I can't remember precisely when I bought it, or precisely when I read it for the first time, but I do remember that it rekindled my love of folktales and folklore.

The story starts in modern Ireland, although the precise time is indeterminate, which I rather like. It then moves into the realm of faerie. For some reason crossing over between our world and faerie always seems more reasonable when it's done from Ireland. Perhaps it's because so many faerie stories seem to come from Ireland. Perhaps there is something about the land lends itself to storytelling and to the fantastic.

The main characters are ten-year Pidge and his younger sister, but although this book would be acceptable for children, it is most not a children's book. (For one thing, it's 674 pages.) The story draws in characters from Irish mythology, and makes me want to go back and read the original stories, like the tale of Queen Maeve, although this book does what some of my folktale collections fail to do, which is translate the oral tradition into the written word. It might sounds strange, but stories that were meant to be told do not always translate well when put directly into written form.

There is a merging of the old stories with the new, as well as the old religion with Christianity. A melding that I particularly appreciate, as it is done far more even handedly than most who discuss how the old religious traditions were taken over by Christianity. (This is, however, not a major them of the story, but something that piqued my interest.)

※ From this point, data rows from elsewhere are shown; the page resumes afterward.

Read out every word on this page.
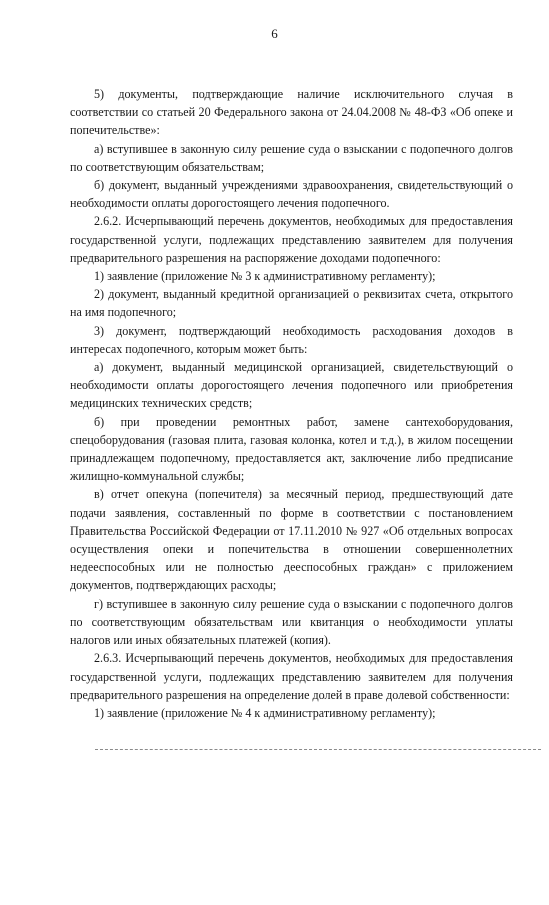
6

5) документы, подтверждающие наличие исключительного случая в соответствии со статьей 20 Федерального закона от 24.04.2008 № 48-ФЗ «Об опеке и попечительстве»:

а) вступившее в законную силу решение суда о взыскании с подопечного долгов по соответствующим обязательствам;

б) документ, выданный учреждениями здравоохранения, свидетельствующий о необходимости оплаты дорогостоящего лечения подопечного.

2.6.2. Исчерпывающий перечень документов, необходимых для предоставления государственной услуги, подлежащих представлению заявителем для получения предварительного разрешения на распоряжение доходами подопечного:

1) заявление (приложение № 3 к административному регламенту);

2) документ, выданный кредитной организацией о реквизитах счета, открытого на имя подопечного;

3) документ, подтверждающий необходимость расходования доходов в интересах подопечного, которым может быть:

а) документ, выданный медицинской организацией, свидетельствующий о необходимости оплаты дорогостоящего лечения подопечного или приобретения медицинских технических средств;

б) при проведении ремонтных работ, замене сантехоборудования, спецоборудования (газовая плита, газовая колонка, котел и т.д.), в жилом посещении принадлежащем подопечному, предоставляется акт, заключение либо предписание жилищно-коммунальной службы;

в) отчет опекуна (попечителя) за месячный период, предшествующий дате подачи заявления, составленный по форме в соответствии с постановлением Правительства Российской Федерации от 17.11.2010 № 927 «Об отдельных вопросах осуществления опеки и попечительства в отношении совершеннолетних недееспособных или не полностью дееспособных граждан» с приложением документов, подтверждающих расходы;

г) вступившее в законную силу решение суда о взыскании с подопечного долгов по соответствующим обязательствам или квитанция о необходимости уплаты налогов или иных обязательных платежей (копия).

2.6.3. Исчерпывающий перечень документов, необходимых для предоставления государственной услуги, подлежащих представлению заявителем для получения предварительного разрешения на определение долей в праве долевой собственности:

1) заявление (приложение № 4 к административному регламенту);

I'm not sure what it is about the story I find so compelling. You know quite well that considering their ages, nothing too terrible will happen to the characters, yet I worried about what would happen to the characters that surround the children, and how it would affect them.

There was one particular passage that struck me. It is describing a quarrel between the Sergeant and the Manager, both of whom have been manipulated by aspects of the Morrigan.

Whenever the Sergeant and the Manager met after that day, hostility lay like a force field between them. This was very sad, as they both loved growing roses more than anything else in the world and they could have been friends for many long and happy years.

For so reason I find that passage quite sad. Probably because it seems so true.

And the cover is gorgeous too--front and back.